В таких условиях особенно обременительными являлись, если можно так выразиться, «официальные» гости, и казалось, что они приезжали особенно часто. То заедет благочинный проверить ведение приходно-расходных и метрических книг и летописи, то епархиальный наблюдатель над церковно-приходскими школами, то еще кто-нибудь. Ближе к осени в Острой Луке состоялся окружной съезд духовенства. Этот съезд назначался ежегодно, по очереди, в одном из двадцати с лишним сел округа, и как назло именно в этом году очередь пала на Острую Луку.

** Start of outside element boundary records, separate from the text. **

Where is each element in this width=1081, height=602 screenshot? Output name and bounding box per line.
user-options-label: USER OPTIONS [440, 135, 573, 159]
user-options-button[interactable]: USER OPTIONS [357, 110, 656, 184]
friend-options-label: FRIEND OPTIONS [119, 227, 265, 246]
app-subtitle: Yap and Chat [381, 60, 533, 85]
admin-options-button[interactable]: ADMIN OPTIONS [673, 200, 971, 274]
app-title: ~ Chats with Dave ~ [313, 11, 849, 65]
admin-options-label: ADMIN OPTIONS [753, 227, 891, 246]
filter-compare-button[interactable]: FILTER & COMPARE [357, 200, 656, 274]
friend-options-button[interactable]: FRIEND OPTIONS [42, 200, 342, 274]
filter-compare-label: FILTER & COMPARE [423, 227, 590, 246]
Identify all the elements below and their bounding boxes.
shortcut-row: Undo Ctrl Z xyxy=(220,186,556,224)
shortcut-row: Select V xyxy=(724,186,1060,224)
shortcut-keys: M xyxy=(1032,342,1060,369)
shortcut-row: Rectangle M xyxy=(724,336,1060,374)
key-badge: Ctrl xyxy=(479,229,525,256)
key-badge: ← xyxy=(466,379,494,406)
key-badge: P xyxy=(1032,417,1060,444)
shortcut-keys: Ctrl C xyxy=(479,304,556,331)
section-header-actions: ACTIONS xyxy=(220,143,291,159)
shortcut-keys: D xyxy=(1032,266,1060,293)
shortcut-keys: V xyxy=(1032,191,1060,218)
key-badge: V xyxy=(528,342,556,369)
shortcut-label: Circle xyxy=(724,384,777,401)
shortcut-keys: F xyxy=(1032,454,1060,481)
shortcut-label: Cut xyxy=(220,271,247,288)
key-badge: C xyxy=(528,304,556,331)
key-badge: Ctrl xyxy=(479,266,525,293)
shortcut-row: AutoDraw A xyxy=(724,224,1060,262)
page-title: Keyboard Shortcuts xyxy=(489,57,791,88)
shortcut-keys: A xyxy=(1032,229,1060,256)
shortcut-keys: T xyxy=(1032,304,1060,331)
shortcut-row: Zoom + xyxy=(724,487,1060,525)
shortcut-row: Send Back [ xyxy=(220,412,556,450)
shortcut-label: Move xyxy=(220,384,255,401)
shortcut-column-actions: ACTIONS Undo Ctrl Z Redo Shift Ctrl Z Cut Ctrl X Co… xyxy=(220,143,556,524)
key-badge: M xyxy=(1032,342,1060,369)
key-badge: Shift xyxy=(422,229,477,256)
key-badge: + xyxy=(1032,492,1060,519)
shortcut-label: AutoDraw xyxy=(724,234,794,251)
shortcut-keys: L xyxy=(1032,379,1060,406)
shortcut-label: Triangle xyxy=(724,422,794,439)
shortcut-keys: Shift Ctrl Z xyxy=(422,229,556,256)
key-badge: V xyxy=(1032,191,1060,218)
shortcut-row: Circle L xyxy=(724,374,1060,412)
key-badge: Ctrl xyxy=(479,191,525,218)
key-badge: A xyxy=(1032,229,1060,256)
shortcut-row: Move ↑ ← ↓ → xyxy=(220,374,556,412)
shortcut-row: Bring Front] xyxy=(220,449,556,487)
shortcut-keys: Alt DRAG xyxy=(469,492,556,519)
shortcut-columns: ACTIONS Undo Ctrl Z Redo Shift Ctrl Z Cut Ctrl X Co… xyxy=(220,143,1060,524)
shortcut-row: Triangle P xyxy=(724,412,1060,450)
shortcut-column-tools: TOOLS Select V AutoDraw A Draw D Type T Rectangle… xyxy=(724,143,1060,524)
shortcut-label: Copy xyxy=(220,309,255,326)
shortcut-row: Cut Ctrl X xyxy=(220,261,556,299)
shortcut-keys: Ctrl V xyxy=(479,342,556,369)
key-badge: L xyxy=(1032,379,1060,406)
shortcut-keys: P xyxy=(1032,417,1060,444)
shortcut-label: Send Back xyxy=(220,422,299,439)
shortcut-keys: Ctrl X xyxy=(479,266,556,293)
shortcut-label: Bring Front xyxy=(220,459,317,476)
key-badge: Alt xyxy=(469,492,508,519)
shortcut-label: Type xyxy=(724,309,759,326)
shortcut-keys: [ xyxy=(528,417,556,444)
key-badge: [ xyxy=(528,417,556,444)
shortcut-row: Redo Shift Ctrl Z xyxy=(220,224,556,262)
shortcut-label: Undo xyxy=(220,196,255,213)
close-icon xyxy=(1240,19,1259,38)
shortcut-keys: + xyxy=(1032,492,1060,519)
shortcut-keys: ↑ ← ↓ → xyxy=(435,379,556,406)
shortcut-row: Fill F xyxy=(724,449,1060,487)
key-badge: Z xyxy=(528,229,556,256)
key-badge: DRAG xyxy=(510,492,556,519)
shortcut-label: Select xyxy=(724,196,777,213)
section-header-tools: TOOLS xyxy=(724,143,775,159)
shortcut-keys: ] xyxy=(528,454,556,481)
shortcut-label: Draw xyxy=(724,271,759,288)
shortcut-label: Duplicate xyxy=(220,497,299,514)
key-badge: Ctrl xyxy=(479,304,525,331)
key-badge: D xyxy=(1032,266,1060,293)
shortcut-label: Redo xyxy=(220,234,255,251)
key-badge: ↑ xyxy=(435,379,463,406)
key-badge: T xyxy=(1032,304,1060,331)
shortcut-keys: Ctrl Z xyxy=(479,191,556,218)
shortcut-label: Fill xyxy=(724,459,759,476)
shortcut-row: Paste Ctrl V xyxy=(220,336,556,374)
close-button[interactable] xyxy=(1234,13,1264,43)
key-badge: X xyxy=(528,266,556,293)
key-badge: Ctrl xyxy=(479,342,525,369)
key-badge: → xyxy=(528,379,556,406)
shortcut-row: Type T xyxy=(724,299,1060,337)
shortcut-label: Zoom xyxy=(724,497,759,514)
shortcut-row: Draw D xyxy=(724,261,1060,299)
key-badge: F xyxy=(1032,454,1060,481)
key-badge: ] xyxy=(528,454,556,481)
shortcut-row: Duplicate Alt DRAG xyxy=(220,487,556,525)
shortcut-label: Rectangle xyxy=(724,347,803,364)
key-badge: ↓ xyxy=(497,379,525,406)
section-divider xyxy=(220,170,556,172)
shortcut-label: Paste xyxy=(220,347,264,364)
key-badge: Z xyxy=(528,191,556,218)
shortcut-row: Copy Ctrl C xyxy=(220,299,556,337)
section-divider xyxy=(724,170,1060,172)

Не успели забыть о суете, связанной с кормлением двадцати малознакомых гостей, как почта принесла новое известие: едут миссионеры, чтобы провести в селе серию бесед.
«Еничка даже заплакала, когда услышала об этом, – писал в своем дневнике отец Сергий. – Так она измучилась за лето. Я советовал ей не хлопотать особенно, а готовить то, что обыкновенно готовится на обед, но она и слышать не хочет».
Такой разговор поднимался уже не в первый раз, и однажды, когда отец Сергий посоветовал подавать гостям то же, что и себе, – щи так щи, кашу так кашу, – одна соседняя матушка возразила с неудовольствием: «Щи и кашу мы и дома едим, а в гостях хочется чего-нибудь повкуснее». Потому-то Евгения Викторовна и волновалась. Муж посоветовал ей пригласить побольше помощников. Но и сам понимал, что все эти помощники только для черной работы, а основное в таких случаях хозяйка всегда возьмет на себя, но чем же еще он мог помочь?
Ехали новый епархиальный миссионер отец Сергий Пряхин и его помощник Лев Иваныч Донсков. Их противником должен быть известный на всю Россию беспоповский начетчик Фома Лаврыч Кулаков. Все, знавшие Пряхина и прежнего миссионера, отца Димитрия Александрова, единогласно подтверждали, что Александров имел гораздо больше знаний и, пожалуй, был красноречивее Пряхина, но его речь отличалась книжными оборотами и была суховата, а Пряхин не вдавался в большие глубины, говорил проще, живее, понятнее для своих простых слушателей; его любили слушать. Донскова мало кто знал, но говорили, что в этом отношении он идет еще дальше Пряхина. Церковь, где происходили беседы, никогда не пустовала, а в этом году она просто ломилась от желавших послушать беседы.
Как и всегда, на амвоне стоял стол для очередного оратора и скамья для духовенства; кроме хозяина и миссионеров, были еще несколько приезжих из соседних сел, все в парадном виде, в рясах, с крестами на груди. Фома Лаврыч Кулаков, человек лет сорока пяти, сугубо раскольничьего вида, с подстриженными в кружок волосами и в тончайшего сукна поддевке, сидел со своими приверженцами и помощниками на ближайшей к амвону скамье, перед которой ему был поставлен еще другой стол. Но Фома Лаврыч надеялся не столько на эти книги, сколько на свою смекалку и острый язычок. Он в совершенстве владел искусством раскольничьих начетчиков запутывать неопытных собеседников в дебрях схоластических споров. С более опытными, отмахнувшись, как от несущественного, от всех опасных вопросов, он напирал на излюбленные старообрядцами методы (Имя Христово исказили, пишут Иисус вместо Исус, «щепотью» крестятся, табак курят), ловко играл острыми и язвительными словечками. Одной из любых его фраз было: «Прежде разбойников вешали на кресты, а теперь кресты повесили на разбойников». Его сторонники поддерживали его одобрительным гулом, а то и гоготом.
На этот раз одним из основных аргументов Кулакова были две картинки, изображающие священников за совершением литургии. В этих картинках, до подробностей сходных между собой, была, однако, громадная для старообрядцев разница: один из священников служил на семи просфорах и крестился двуперстно, а другой – на пяти и складывал для крестного знамения три пальца. Соответственно с этим на первой картинке священника благословлял ангел, а на второй – сзади его стоял диавол. Вскользь ответив на положения открывавшего беседу Пряхина, Фома Лаврыч долго, со смаком демонстрировал и объяснял слушателям обе картинки и, наконец, сел, под довольное перешептывание своих сторонников. К ораторскому столику, не торопясь, подошел Лев Иваныч Донсков. В мешковатом пиджачке, со спокойными, неторопливыми движениями, он производил впечатление мужичка-вахлака и не внушал опасений противникам. Как оказалось, он, как и Кулаков, не имел намерения углубляться в старые писания.